According to German media reports, France, Germany and the United Kingdom have created a state company, known as a "special purpose vehicle," to allow Iran to continue to trade vital goods like medicine and food.
That allows companies to be insulated, in theory, from American sanctions by dealing with a third party, but it sets up a potential confrontation with President Donald Trump and his dealings so far with Iran and its regime leaders over the Obama-era nuclear deal.
Bob Maginnis, a senior fellow for national security at the Family Research Council, says this move by the three U.S. allies is fully expected because none of them share America's concern about nuclear weapons in the hands of the mullahs.

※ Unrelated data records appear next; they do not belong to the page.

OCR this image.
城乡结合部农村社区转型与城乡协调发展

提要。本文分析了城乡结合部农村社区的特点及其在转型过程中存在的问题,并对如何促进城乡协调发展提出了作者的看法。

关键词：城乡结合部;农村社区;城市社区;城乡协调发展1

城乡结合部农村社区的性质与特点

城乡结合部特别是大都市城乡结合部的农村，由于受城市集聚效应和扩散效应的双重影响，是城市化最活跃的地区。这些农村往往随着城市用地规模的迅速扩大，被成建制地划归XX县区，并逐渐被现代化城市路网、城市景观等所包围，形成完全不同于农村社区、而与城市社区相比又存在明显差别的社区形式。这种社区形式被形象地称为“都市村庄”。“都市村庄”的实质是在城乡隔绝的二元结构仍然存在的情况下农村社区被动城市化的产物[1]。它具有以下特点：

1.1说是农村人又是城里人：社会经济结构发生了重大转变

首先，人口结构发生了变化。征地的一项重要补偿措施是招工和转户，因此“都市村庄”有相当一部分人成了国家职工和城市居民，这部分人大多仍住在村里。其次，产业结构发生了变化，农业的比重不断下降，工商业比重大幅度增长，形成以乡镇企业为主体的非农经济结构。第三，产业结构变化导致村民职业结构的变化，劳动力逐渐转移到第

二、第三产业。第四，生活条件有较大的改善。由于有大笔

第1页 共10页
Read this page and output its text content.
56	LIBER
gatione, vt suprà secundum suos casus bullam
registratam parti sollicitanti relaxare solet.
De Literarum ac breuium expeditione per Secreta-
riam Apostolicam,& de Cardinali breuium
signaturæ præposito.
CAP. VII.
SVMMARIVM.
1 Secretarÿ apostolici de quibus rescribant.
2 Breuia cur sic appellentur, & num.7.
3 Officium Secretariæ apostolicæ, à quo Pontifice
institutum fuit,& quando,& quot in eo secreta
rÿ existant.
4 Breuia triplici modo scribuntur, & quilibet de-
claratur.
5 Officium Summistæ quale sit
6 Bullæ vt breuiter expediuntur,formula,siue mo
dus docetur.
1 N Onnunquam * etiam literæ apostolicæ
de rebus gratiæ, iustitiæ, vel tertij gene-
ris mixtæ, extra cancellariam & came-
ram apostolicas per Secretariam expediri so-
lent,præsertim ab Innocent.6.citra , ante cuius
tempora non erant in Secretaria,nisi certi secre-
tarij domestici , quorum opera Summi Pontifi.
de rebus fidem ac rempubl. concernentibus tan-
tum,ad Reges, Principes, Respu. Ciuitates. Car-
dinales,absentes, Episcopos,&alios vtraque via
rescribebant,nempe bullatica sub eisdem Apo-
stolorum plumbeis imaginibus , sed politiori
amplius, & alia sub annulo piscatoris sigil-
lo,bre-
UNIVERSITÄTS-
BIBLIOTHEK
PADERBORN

"And so you have the pressure of the EU to keep business up," Maginnis explains, "to keep commerce flowing even from France, Germany and the United Kingdom, which ostensibly are some of our best allies, is just the nature of how countries operate. It's their best interest to keep it up."
What happens next, says the national security analyst, is a tough decision from Trump.
"Is he going to sanction them for violating our sanctions against the Iranians because of their ballistic and nuclear threat?" Maginnis wonders. "Otherwise, we just kind of turn our heads and allow this to go forward."